News > Giullari per il Signore

21/09/2015 15:18
Il concerto dei Cantori di Assisi chiude la Festa del Cantico


La 51° edizione della Festa del cantico si è chiusa ieri sera a San Damiano con il concerto dei Cantori di Assisi,  il coro fondato e animato dal p. Evangelista Nicolini OFM (1920-2004), che ha conosciuto negli anni un successo internazionale. Ieri sera, sotto la direzione del M° Gabriella Rossi e accompagnati dall’organista M° Angelo Silvio Rosati, i Cantori hanno offerto un programma sapientemente architettato, che ha permesso al pubblico di muoversi lungo otto secoli di musica sacra: dalla purezza delle linee melodiche gregoriane ai fastigi del contrappunto bachiano, dalle polifonie rinascimentali di H.L. Hassler alla geniale scrittura mozartiana dell’Ave verum, fino ai  maestri del XX secolo quali Bossi, Refice, Perosi, Bartolucci. Naturalmente il programma ha privilegiato la musica di ispirazione francescana e clariana, e abbiamo potuto ascoltare il testo del Cantico delle creature musicato sia su una semplice melodia di ispirazione gregoriana del p. Giulio Mancini, sia nella celebre composizione per soli, coro ed organo del francescano Domenico Stella.

Al termine di questa serata torna alla mente Francesco d’Assisi, che nella sua follia d’amore cantava e danzava per il suo Signore; e voleva che i suoi frati «andassero per il mondo a predicare e lodare Dio. Voleva che dapprima uno di essi, capace di predicare, rivolgesse al popolo un sermone, finito il quale tutti insieme cantassero le Laudi del Signore, come giullari di Dio. Quando fossero terminate le Laudi, il predicatore doveva dire al popolo: “Noi siamo i giullari del Signore e la ricompensa che desideriamo da voi è questa: che viviate nella vera penitenza”» (Compilatio assisiensis 83; FF 1615).

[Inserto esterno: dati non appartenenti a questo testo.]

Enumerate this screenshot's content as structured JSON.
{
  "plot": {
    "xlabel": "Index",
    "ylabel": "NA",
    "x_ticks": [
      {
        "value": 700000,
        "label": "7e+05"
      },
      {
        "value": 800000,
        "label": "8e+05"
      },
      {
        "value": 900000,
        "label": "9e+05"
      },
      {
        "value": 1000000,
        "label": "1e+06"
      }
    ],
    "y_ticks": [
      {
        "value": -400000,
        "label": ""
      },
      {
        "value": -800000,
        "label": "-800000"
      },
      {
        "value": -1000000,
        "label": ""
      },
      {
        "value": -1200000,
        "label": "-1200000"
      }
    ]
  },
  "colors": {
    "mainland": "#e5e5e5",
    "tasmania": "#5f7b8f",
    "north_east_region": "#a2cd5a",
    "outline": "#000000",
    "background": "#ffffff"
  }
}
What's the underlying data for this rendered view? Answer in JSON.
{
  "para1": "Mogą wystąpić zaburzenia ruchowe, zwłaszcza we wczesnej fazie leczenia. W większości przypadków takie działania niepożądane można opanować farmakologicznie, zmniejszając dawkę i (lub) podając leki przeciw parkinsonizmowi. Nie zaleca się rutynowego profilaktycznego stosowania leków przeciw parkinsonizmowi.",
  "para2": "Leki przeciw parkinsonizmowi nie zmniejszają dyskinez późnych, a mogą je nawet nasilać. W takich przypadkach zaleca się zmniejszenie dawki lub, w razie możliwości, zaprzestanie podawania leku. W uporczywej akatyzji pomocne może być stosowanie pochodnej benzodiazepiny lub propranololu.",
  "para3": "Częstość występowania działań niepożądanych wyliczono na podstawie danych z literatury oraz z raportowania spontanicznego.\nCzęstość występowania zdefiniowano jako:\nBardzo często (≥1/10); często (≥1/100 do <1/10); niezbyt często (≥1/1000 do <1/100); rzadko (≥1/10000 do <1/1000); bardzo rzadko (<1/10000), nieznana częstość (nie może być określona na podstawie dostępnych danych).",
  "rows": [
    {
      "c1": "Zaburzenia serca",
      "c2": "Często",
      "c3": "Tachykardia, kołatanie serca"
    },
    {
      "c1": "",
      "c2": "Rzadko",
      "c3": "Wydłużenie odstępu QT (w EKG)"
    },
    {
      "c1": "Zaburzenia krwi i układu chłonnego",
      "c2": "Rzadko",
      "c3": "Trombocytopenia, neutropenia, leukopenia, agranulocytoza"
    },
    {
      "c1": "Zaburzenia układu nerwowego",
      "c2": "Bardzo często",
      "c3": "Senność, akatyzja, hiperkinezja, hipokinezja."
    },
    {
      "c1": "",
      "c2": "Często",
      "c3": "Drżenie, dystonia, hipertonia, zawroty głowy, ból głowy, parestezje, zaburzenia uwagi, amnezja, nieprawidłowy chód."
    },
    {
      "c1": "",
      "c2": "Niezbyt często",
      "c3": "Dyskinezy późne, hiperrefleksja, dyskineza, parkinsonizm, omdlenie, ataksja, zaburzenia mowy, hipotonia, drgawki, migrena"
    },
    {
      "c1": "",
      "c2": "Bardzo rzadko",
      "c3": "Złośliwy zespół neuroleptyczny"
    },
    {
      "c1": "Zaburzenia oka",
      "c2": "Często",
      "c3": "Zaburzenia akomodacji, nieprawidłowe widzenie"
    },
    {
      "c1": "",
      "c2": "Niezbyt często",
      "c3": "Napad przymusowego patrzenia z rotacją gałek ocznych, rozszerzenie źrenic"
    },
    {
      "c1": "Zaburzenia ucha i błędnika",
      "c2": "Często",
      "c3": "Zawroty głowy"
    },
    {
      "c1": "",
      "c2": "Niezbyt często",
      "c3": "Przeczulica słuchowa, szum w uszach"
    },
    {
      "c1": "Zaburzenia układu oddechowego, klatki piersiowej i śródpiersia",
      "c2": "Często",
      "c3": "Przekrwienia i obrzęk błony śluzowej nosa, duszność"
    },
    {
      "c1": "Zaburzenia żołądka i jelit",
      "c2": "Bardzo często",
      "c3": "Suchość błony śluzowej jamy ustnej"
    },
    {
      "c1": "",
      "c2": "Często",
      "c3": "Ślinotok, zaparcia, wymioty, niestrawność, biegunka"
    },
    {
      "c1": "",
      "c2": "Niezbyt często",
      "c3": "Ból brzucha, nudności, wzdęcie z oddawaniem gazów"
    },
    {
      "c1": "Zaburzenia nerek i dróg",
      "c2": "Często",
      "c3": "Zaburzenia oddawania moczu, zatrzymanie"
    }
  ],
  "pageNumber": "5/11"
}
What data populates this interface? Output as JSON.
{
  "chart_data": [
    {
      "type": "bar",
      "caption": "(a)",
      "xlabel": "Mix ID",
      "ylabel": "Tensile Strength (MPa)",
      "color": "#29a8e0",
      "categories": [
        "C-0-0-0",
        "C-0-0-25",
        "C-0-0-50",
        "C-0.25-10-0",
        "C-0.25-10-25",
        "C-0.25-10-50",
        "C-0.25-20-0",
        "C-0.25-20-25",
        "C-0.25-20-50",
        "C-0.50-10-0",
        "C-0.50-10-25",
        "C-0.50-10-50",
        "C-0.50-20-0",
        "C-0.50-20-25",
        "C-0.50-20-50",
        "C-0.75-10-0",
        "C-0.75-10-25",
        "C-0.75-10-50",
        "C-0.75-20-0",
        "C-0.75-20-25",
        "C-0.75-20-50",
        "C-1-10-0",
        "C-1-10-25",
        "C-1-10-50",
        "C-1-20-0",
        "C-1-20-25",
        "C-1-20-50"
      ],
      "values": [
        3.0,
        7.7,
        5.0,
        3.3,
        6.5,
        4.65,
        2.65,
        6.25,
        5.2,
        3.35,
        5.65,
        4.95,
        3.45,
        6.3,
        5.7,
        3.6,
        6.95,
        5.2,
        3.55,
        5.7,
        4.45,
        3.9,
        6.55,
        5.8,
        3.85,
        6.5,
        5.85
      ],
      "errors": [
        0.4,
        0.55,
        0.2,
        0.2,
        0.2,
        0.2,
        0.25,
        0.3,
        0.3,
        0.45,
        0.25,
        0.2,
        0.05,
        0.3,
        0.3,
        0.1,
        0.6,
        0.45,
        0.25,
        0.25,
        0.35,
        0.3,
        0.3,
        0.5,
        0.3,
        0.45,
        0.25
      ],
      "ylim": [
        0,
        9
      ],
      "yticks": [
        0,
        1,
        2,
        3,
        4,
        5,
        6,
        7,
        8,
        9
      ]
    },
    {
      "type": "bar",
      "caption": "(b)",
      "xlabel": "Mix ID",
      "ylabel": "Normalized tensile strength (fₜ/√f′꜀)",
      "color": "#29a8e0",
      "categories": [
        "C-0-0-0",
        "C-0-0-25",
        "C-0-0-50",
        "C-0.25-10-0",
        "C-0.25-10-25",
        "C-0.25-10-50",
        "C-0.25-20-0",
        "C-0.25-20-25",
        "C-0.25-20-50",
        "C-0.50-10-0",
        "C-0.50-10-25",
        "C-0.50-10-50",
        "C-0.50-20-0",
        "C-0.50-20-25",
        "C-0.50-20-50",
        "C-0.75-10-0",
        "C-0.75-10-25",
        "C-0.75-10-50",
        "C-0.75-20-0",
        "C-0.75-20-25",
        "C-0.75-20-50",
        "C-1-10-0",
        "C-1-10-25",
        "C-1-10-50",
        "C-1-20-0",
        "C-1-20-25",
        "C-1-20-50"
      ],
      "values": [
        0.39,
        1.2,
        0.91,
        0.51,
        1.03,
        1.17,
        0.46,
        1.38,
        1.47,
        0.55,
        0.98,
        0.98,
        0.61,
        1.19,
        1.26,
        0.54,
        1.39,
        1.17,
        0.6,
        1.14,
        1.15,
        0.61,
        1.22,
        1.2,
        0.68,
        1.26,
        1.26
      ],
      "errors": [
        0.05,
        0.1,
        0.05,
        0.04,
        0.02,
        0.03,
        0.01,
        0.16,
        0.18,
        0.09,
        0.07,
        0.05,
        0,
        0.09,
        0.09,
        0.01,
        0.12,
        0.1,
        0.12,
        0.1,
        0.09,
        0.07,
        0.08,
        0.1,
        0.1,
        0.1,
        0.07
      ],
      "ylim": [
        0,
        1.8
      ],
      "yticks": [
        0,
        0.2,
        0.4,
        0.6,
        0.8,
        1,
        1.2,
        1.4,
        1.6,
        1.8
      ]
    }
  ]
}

E tornano alla mente anche le parole con cui p. Maurizio Patriciello apre l’ultimo capitolo del suo libro Non aspettiamo l’apocalisse. La mia battaglia nella terra dei fuochi (Milano: Rizzoli, 2014): «Ci sono giorni in cui i pensieri corrono e non mi va di trattenerli. Se lo facessi, se li tenessi a bada, sono certo che alla fine lo sconforto mi soffocherebbe. Sono i giorni in cui mi manca il respiro, ma non a causa dei fumi o dell’ossigeno che scarseggia. No. Semplicemente perchè ho bisogno di vedere qualcosa di gradevole. Qualcosa che non sia la solita sofferenza o il solito degrado. Insomma, mi manca la bellezza. E allora ho voglia di andarla a cercare in una poesia o in un quadro [...], di andarla a cercare ovunque Dio l’abbia prevista o ovunque il genio dell’uomo sia riuscito a superare i limiti dell’ordinario, del dimenticabile, della morte e abbia realizzato qualcosa che gli sopravviva». Ieri sera, a San Damiano.